Ele não queria ser viúvo nem por um minuto, e era-o todas as noites, durante a noite e as manhãs dos fim-de-semana.
"preciso de descansar. não me acordes"
Que ela precisava de descansar, pelo menos nessas alturas. A vida nunca lhe fora fácil, e continuava a não o ser. Todos lhe cobravam favores, trabalhos, mimos. Todos viam nela nada mais que uma "Cinderela".
E que bem que João a entendia. O amor que lhe tinha era muito maior que aquela sensação má da separação temporária e provisória. Bem que podia ser diariamente viúvo por umas horas. Afinal eram só umas horas de cada vez e na maior parte delas ele estava a dormir.

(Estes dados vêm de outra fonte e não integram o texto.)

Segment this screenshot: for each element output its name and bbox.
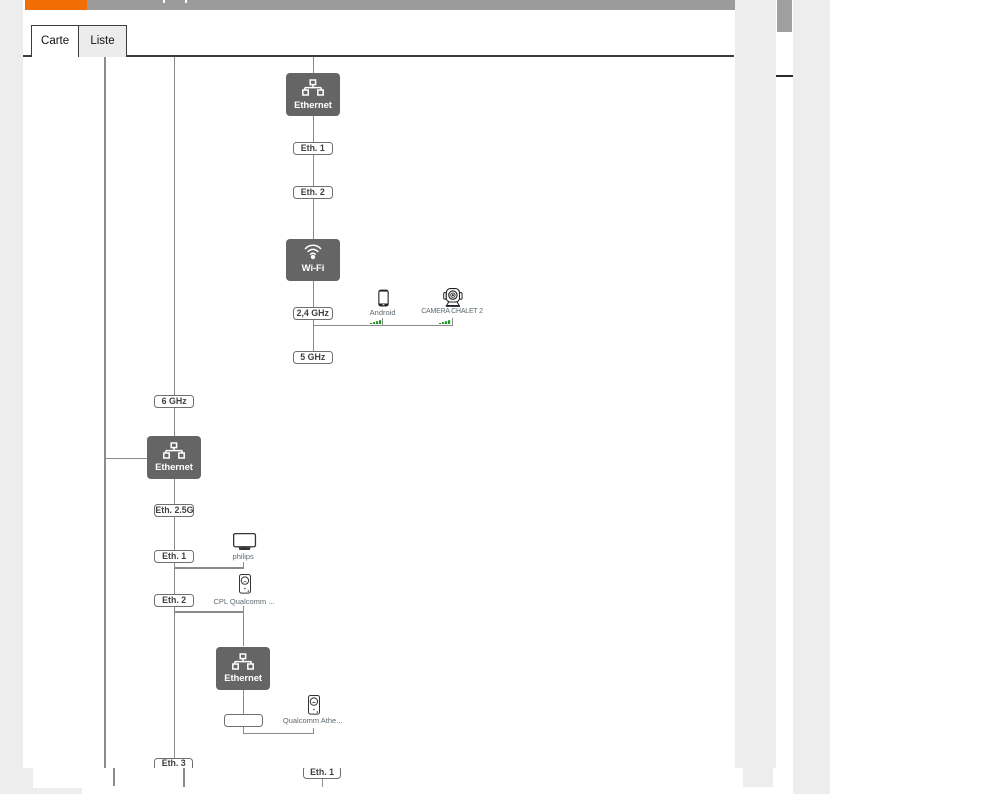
port label Eth. 2 — [293, 186, 333, 199]
port label Eth. 1 — [293, 142, 333, 155]
device camera icon CAMERA CHALET 2 — [443, 288, 463, 308]
wire cpl vertical to node3 — [243, 606, 244, 646]
device label philips — [213, 552, 273, 561]
gray header bar — [87, 0, 735, 10]
signal bars android — [370, 320, 382, 325]
wire stub philips — [243, 562, 244, 567]
device label Qualcomm Athe... — [283, 716, 343, 725]
wire qualcomm horizontal — [243, 733, 315, 734]
device philips monitor icon — [233, 533, 257, 551]
node Ethernet 1 — [286, 73, 340, 117]
node Ethernet 2 — [147, 436, 200, 478]
wire empty label down — [243, 727, 244, 732]
wire band2 eth3 stub shifted — [183, 768, 184, 787]
node Wi-Fi — [286, 239, 340, 281]
wire wifi devices horizontal — [313, 325, 453, 326]
left gray margin band 1 — [0, 0, 23, 768]
port label empty — [224, 714, 263, 727]
wire stub android — [382, 318, 383, 324]
node Ethernet 3 — [216, 647, 270, 690]
wire stub qualcomm — [313, 728, 314, 733]
wire node2 horizontal — [105, 458, 147, 459]
device Android phone icon — [378, 289, 389, 307]
left gray margin band 3 (shifted) — [0, 788, 82, 794]
tab panel top border — [23, 55, 734, 56]
device CPL Qualcomm powerline icon — [239, 574, 251, 594]
left gray margin band 2 (shifted) — [0, 768, 33, 788]
wire branch 3 (wifi column) — [313, 57, 314, 352]
scrollbar thumb — [777, 0, 792, 32]
wire band2 trunk1 shifted — [113, 768, 115, 786]
tab Liste — [79, 25, 127, 57]
port label Eth. 2 (trunk2) — [154, 594, 194, 607]
device Qualcomm Athe powerline icon — [308, 695, 320, 715]
wire stub camera — [452, 318, 453, 324]
wire trunk 1 — [104, 57, 106, 768]
dark line in scrollbar track — [776, 75, 792, 77]
port label 2,4 GHz — [293, 307, 333, 320]
wire cpl horizontal — [174, 611, 245, 612]
port label Eth. 1 (trunk2) — [154, 550, 194, 563]
header text descender 1 — [163, 0, 165, 3]
device label CPL Qualcomm ... — [214, 597, 274, 606]
port label Eth. 3 (clipped bottom) — [154, 758, 193, 767]
wire trunk 2 — [174, 57, 175, 759]
wire band2 eth1 stub shifted — [322, 778, 323, 787]
device label Android — [353, 308, 413, 317]
header text descender 2 — [185, 0, 187, 3]
device label CAMERA CHALET 2 — [412, 308, 492, 315]
wire node3 down — [243, 690, 244, 715]
signal bars camera — [439, 320, 451, 325]
port label 6 GHz — [154, 395, 194, 408]
right gray strip B — [793, 0, 830, 794]
right gray strip A band2 (shifted) — [743, 768, 773, 788]
port label Eth. 2.5G — [154, 504, 194, 517]
right gray strip A — [735, 0, 777, 768]
port label Eth. 1 band2 (clipped top) — [303, 768, 342, 780]
tab Carte (active) — [31, 25, 79, 57]
wire philips horizontal — [174, 567, 244, 568]
orange header block — [25, 0, 87, 10]
port label 5 GHz — [293, 351, 333, 364]
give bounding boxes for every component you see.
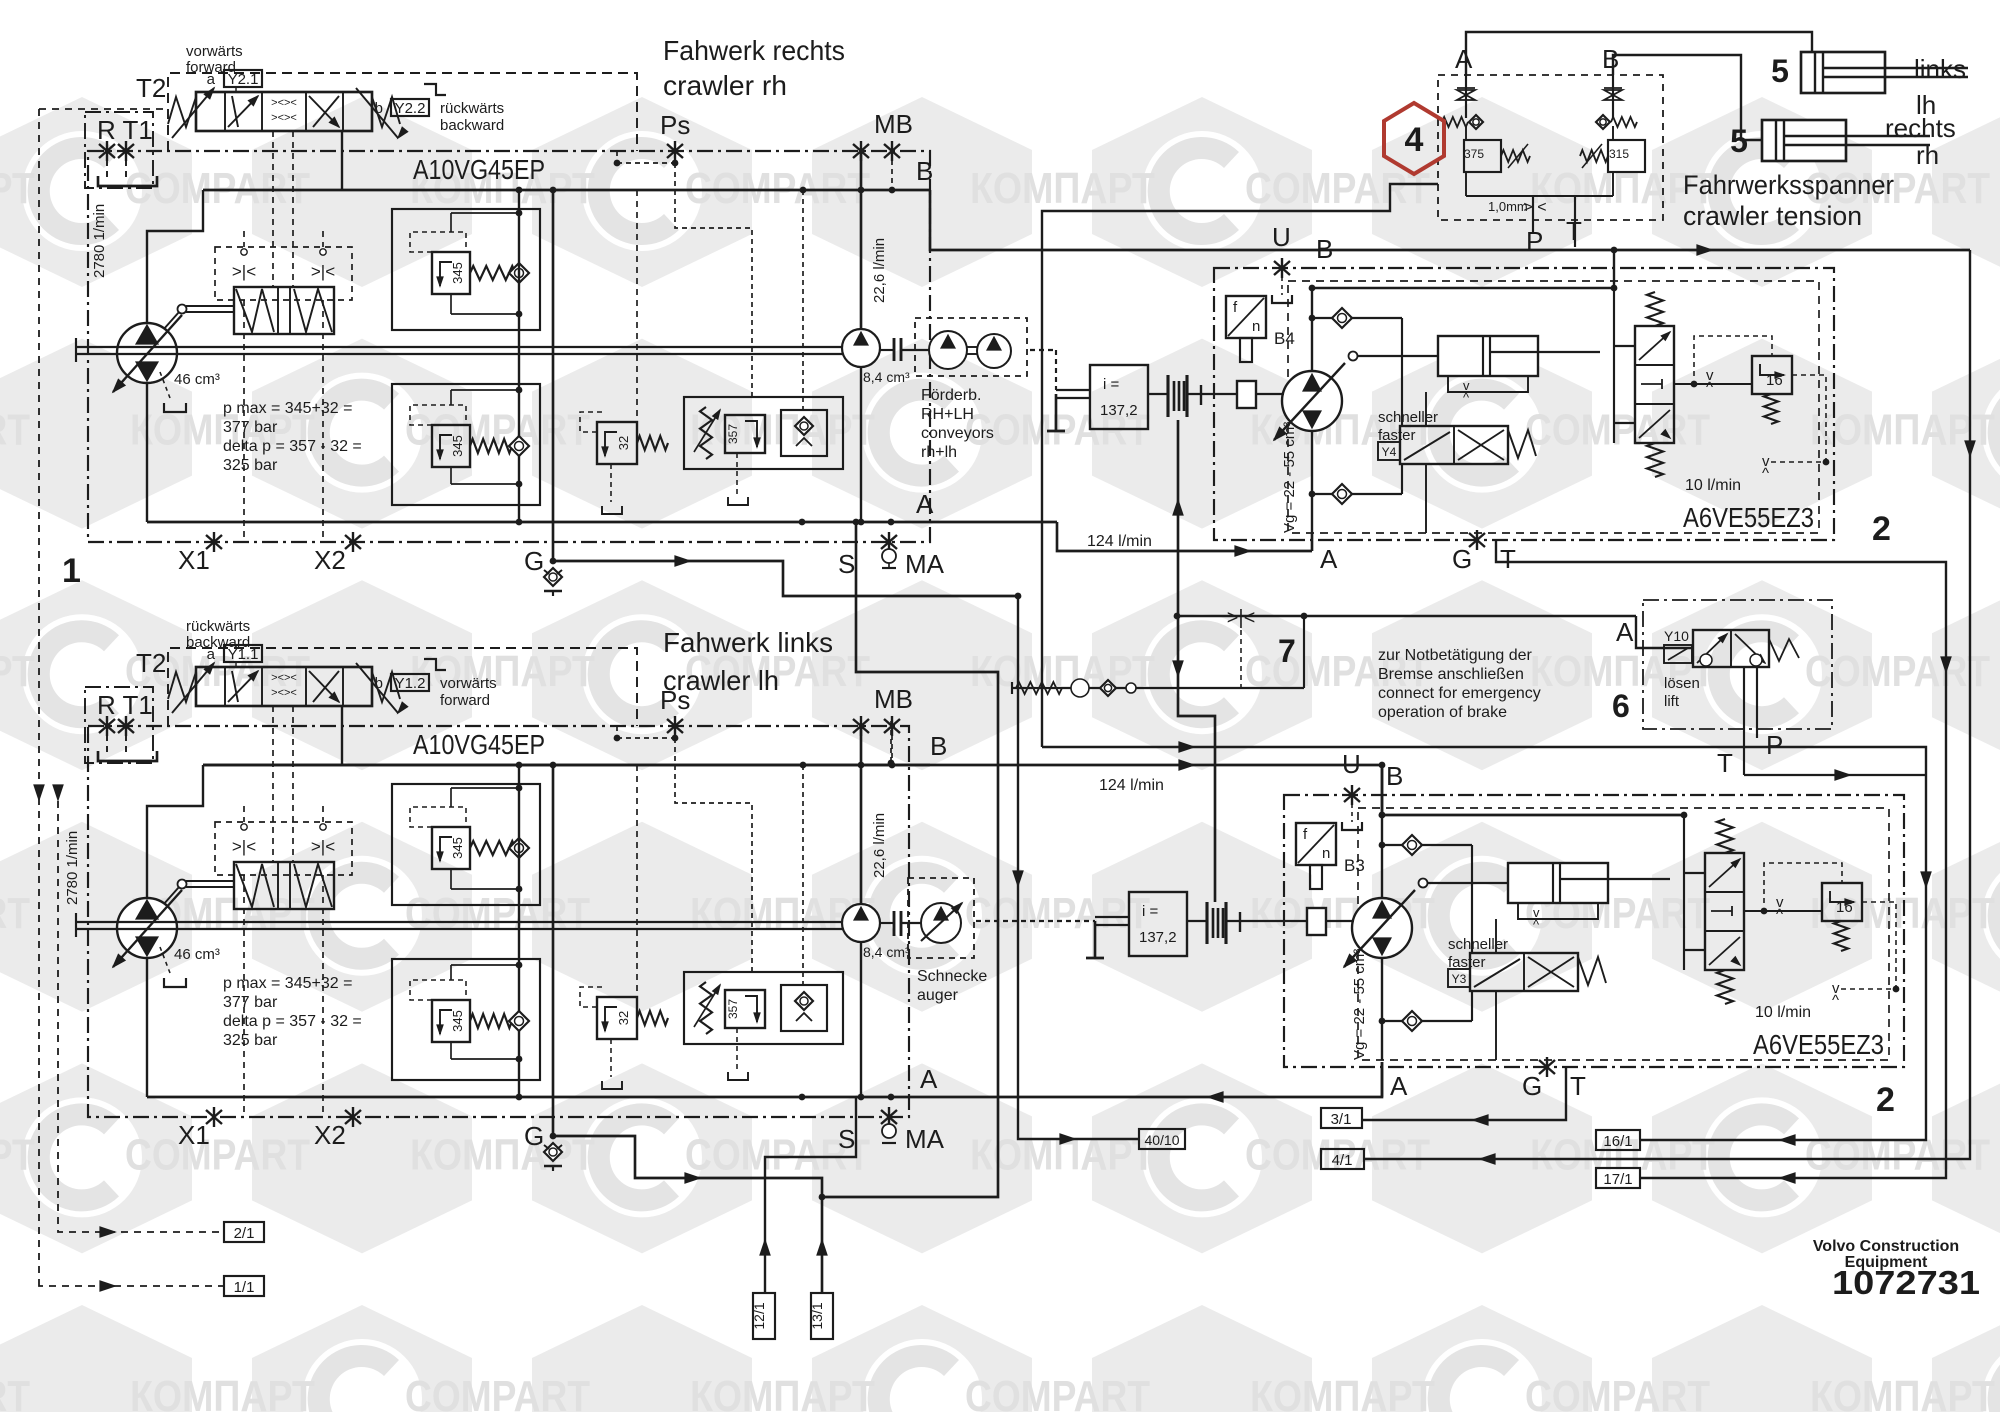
svg-text:137,2: 137,2 <box>1100 402 1138 419</box>
wire A work line <box>147 1096 1057 1099</box>
wire B feed <box>1613 55 1762 140</box>
pressure cutoff 357 block box <box>684 397 843 469</box>
svg-text:rückwärts: rückwärts <box>440 100 504 117</box>
wire charge pump to B <box>860 151 863 329</box>
relief 357 cartridge <box>725 415 765 453</box>
svg-text:2/1: 2/1 <box>234 1225 255 1242</box>
svg-text:S: S <box>838 1124 855 1154</box>
connector 12/1 <box>753 1293 775 1339</box>
swash plate link <box>178 880 187 889</box>
spring below 16 <box>1834 921 1848 951</box>
connector 16/1 <box>1596 1130 1640 1150</box>
svg-text:КОМПАРТ: КОМПАРТ <box>130 1372 315 1412</box>
svg-text:COMPART: COMPART <box>0 406 30 455</box>
node pilot b <box>320 824 326 830</box>
wire MB2 dashed drop <box>890 721 892 763</box>
wire branch 375 bottom <box>1465 172 1467 196</box>
svg-text:MB: MB <box>874 684 913 714</box>
stroking cylinder <box>1438 336 1538 376</box>
wire B2 to motor 2 <box>930 765 1382 815</box>
svg-text:КОМПАРТ: КОМПАРТ <box>0 164 35 213</box>
wire motor B port line <box>1311 288 1313 371</box>
boundary A6VE55 motor unit dash-dot box <box>1214 268 1834 540</box>
pilot wire b <box>322 231 324 247</box>
valve Y10 2/2 <box>1693 630 1769 667</box>
wire 16/1 riser <box>1042 747 1926 1140</box>
wire charge pump to B <box>860 726 863 904</box>
spring of relief 345 low <box>470 1014 512 1028</box>
pilot dashed wires from Ps <box>674 726 676 738</box>
pilot dashed X1 X2 wires <box>243 875 245 1117</box>
wire T2 dashed long left <box>38 109 40 1283</box>
check valve lower <box>1312 493 1402 495</box>
wire motor B port line <box>1381 815 1383 898</box>
shutoff valve branch 315 <box>1612 75 1614 118</box>
wire 16 dashed pilots <box>1764 863 1842 903</box>
svg-text:T: T <box>1570 1071 1586 1101</box>
orifice 1,0mm <box>1466 195 1613 197</box>
sensor f/n <box>1296 823 1336 865</box>
svg-text:^: ^ <box>1706 379 1713 396</box>
wire brake pilot line <box>1174 613 1181 620</box>
boundary A10VG45EP unit dash-dot box <box>88 726 909 1117</box>
cylinder crawler right <box>1762 120 1846 161</box>
svg-text:lösen: lösen <box>1664 675 1700 692</box>
boundary pilot module dashed box <box>215 822 352 875</box>
wire motor1 A up <box>1311 533 1314 551</box>
wire branch 315 bottom <box>1612 172 1614 196</box>
drain of relief 32 <box>610 1039 612 1077</box>
wire G2 to 13/1 <box>553 1136 822 1293</box>
svg-text:6: 6 <box>1612 688 1630 724</box>
svg-text:345: 345 <box>450 837 465 859</box>
spring of relief 345 <box>470 266 522 280</box>
svg-text:B: B <box>1316 234 1333 264</box>
wire R/T1 drains to tank bracket <box>106 160 108 178</box>
wire valve to B line <box>341 131 343 190</box>
wire pilot line bottom <box>1496 1036 1896 1038</box>
boundary item 6 dashed box <box>1643 600 1832 729</box>
svg-text:Vg = 22 - 55 cm³: Vg = 22 - 55 cm³ <box>1351 949 1368 1060</box>
svg-text:COMPART: COMPART <box>965 889 1150 938</box>
wire motor2 T to 3/1 <box>1362 1067 1566 1120</box>
svg-text:357: 357 <box>726 999 740 1019</box>
check with spring branch 375 <box>1442 117 1468 127</box>
measuring port T1 <box>125 716 127 736</box>
svg-text:5: 5 <box>1730 123 1748 159</box>
svg-text:COMPART: COMPART <box>125 1130 310 1179</box>
tank hook at valve <box>424 659 446 670</box>
svg-text:lift: lift <box>1664 693 1680 710</box>
pilot dashed box 345 <box>410 807 466 827</box>
svg-text:2780 1/min: 2780 1/min <box>91 204 108 278</box>
shutoff valve branch 375 <box>1465 75 1467 118</box>
svg-text:links: links <box>1914 54 1966 84</box>
drain 357 <box>736 453 738 494</box>
svg-text:1072731: 1072731 <box>1832 1264 1980 1301</box>
pilot wire stroking b <box>292 706 294 862</box>
drive shaft <box>76 346 861 348</box>
svg-text:auger: auger <box>917 987 959 1004</box>
wire 124 l/min riser <box>1178 420 1215 902</box>
wire G line to right <box>553 561 1018 596</box>
svg-text:1/1: 1/1 <box>234 1279 255 1296</box>
svg-text:375: 375 <box>1464 147 1484 161</box>
connector 13/1 <box>811 1293 833 1339</box>
boundary RT1 dash-dot box <box>85 112 153 188</box>
svg-text:COMPART: COMPART <box>405 889 590 938</box>
svg-text:B: B <box>930 731 947 761</box>
svg-text:A: A <box>1390 1071 1408 1101</box>
case drain bracket <box>160 947 170 973</box>
shaft coupling <box>893 338 896 361</box>
svg-text:КОМПАРТ: КОМПАРТ <box>0 647 35 696</box>
svg-text:1,0mm: 1,0mm <box>1488 199 1528 214</box>
svg-text:X1: X1 <box>178 1120 210 1150</box>
relief valve 345 high pressure A-side group box <box>392 209 540 330</box>
svg-text:КОМПАРТ: КОМПАРТ <box>690 1372 875 1412</box>
svg-text:COMPART: COMPART <box>965 1372 1150 1412</box>
wire 32 pilot dashed <box>636 190 638 422</box>
wire Y valve verticals <box>1425 464 1427 533</box>
svg-text:4: 4 <box>1405 121 1424 159</box>
svg-text:2: 2 <box>1876 1081 1895 1119</box>
svg-text:conveyors: conveyors <box>921 425 994 442</box>
solenoid arrow left <box>172 88 214 138</box>
gearbox i = 137,2 <box>1090 365 1148 429</box>
wire 16 dashed pilots <box>1694 336 1772 376</box>
svg-text:i =: i = <box>1103 376 1120 393</box>
wire pilot line bottom <box>1426 509 1826 511</box>
shuttle check box <box>781 410 827 456</box>
spring of relief 32 <box>637 1011 668 1025</box>
spring of relief 345 <box>470 841 522 855</box>
svg-text:12/1: 12/1 <box>751 1302 767 1329</box>
svg-text:345: 345 <box>450 435 465 457</box>
relief valve 345 cartridge <box>432 827 470 869</box>
svg-text:КОМПАРТ: КОМПАРТ <box>1250 1372 1435 1412</box>
svg-text:i =: i = <box>1142 903 1159 920</box>
svg-text:A: A <box>920 1064 938 1094</box>
check with spring branch 315 <box>1596 115 1610 129</box>
svg-text:><><: ><>< <box>271 97 297 109</box>
pilot wire a <box>243 231 245 247</box>
svg-text:КОМПАРТ: КОМПАРТ <box>970 164 1155 213</box>
svg-text:Schnecke: Schnecke <box>917 968 987 985</box>
svg-text:n: n <box>1322 845 1330 862</box>
relief cartridge 375 <box>1464 140 1501 172</box>
spring of relief 345 low <box>470 439 512 453</box>
wire S2 drain to 12/1 <box>765 1097 856 1293</box>
wire P port <box>1532 196 1534 232</box>
svg-text:32: 32 <box>616 1011 631 1025</box>
svg-text:^: ^ <box>1762 465 1769 482</box>
svg-text:>|<: >|< <box>311 262 335 281</box>
pilot wire b <box>322 806 324 822</box>
svg-text:>|<: >|< <box>1227 607 1256 629</box>
svg-text:17/1: 17/1 <box>1603 1171 1632 1188</box>
wire S drain down <box>822 522 998 1197</box>
svg-text:b: b <box>375 675 383 692</box>
spring left of valve <box>168 672 196 702</box>
boundary A10VG45EP unit dash-dot box <box>88 151 930 542</box>
schnecke pump dashed box <box>908 878 974 958</box>
swash link rod <box>1419 879 1428 888</box>
pilot wire a <box>243 806 245 822</box>
boundary pilot valve group dashed box <box>168 73 637 151</box>
solenoid arrow right <box>356 663 398 713</box>
valve stroking cylinder with springs <box>234 862 334 909</box>
wire Y10 P T <box>1743 667 1745 775</box>
relief valve 345 high pressure A-side group box <box>392 784 540 905</box>
port X1 <box>213 532 215 552</box>
svg-text:B: B <box>1602 44 1619 74</box>
node pilot a <box>241 824 247 830</box>
valve stroking cylinder with springs <box>234 287 334 334</box>
svg-text:p max = 345+32 =: p max = 345+32 = <box>223 975 352 992</box>
svg-text:2780 1/min: 2780 1/min <box>64 831 81 905</box>
svg-text:A6VE55EZ3: A6VE55EZ3 <box>1683 502 1814 533</box>
svg-text:schneller: schneller <box>1378 409 1438 426</box>
svg-text:operation of brake: operation of brake <box>1378 704 1507 721</box>
svg-text:22,6 l/min: 22,6 l/min <box>871 238 888 303</box>
svg-text:357: 357 <box>726 424 740 444</box>
relief valve 345 cartridge low <box>432 1000 470 1042</box>
svg-text:faster: faster <box>1448 954 1486 971</box>
pump A10VG45 variable displacement <box>117 323 177 383</box>
svg-text:10 l/min: 10 l/min <box>1755 1004 1811 1021</box>
svg-text:Y4: Y4 <box>1382 445 1397 459</box>
wire pilot valve feed <box>1683 815 1685 970</box>
swash link rod <box>1349 352 1358 361</box>
wire tension supply from 16/1 riser <box>1042 184 1438 747</box>
svg-text:B: B <box>1386 761 1403 791</box>
spring right of valve <box>372 97 400 127</box>
wire 2/1 dashed <box>58 788 224 1232</box>
spring below pilot valve <box>1647 443 1663 477</box>
svg-text:7: 7 <box>1278 633 1296 669</box>
svg-text:COMPART: COMPART <box>1525 406 1710 455</box>
svg-text:COMPART: COMPART <box>1805 1130 1990 1179</box>
solenoid Y2.1 box <box>224 70 262 87</box>
check valve at G circuit 2 <box>544 1143 562 1161</box>
wire B2 into motor2 <box>1382 814 1684 816</box>
spring right Y10 <box>1769 639 1799 661</box>
port X2 <box>352 532 354 552</box>
check valve upper <box>1312 317 1402 319</box>
svg-text:Ps: Ps <box>660 110 690 140</box>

Um dia, sem que ele, viúvo temporário e pontualmente divorciado o decidisse, o ressonar parou, e o movimento inconsciente das pernas, e o não conseguir estar quieto mais que breves minutos, e as comichões, e o respirar. Sozinho, sem ninguém dar por isso.
"adeus meu amor, até já"
Estranhamente não lhe custou nada aquela ocorrência, não ficou triste ou desalentado, só um pouco conformado com a evidência ..., já estava habituado àquela viuvez.
E também lhe não custou porque não foi um adeus definitivo, antes um breve e longo adeus, uma vez que ninguém poderia alguma vez separar para sempre estes que de amor sempre se alimentaram.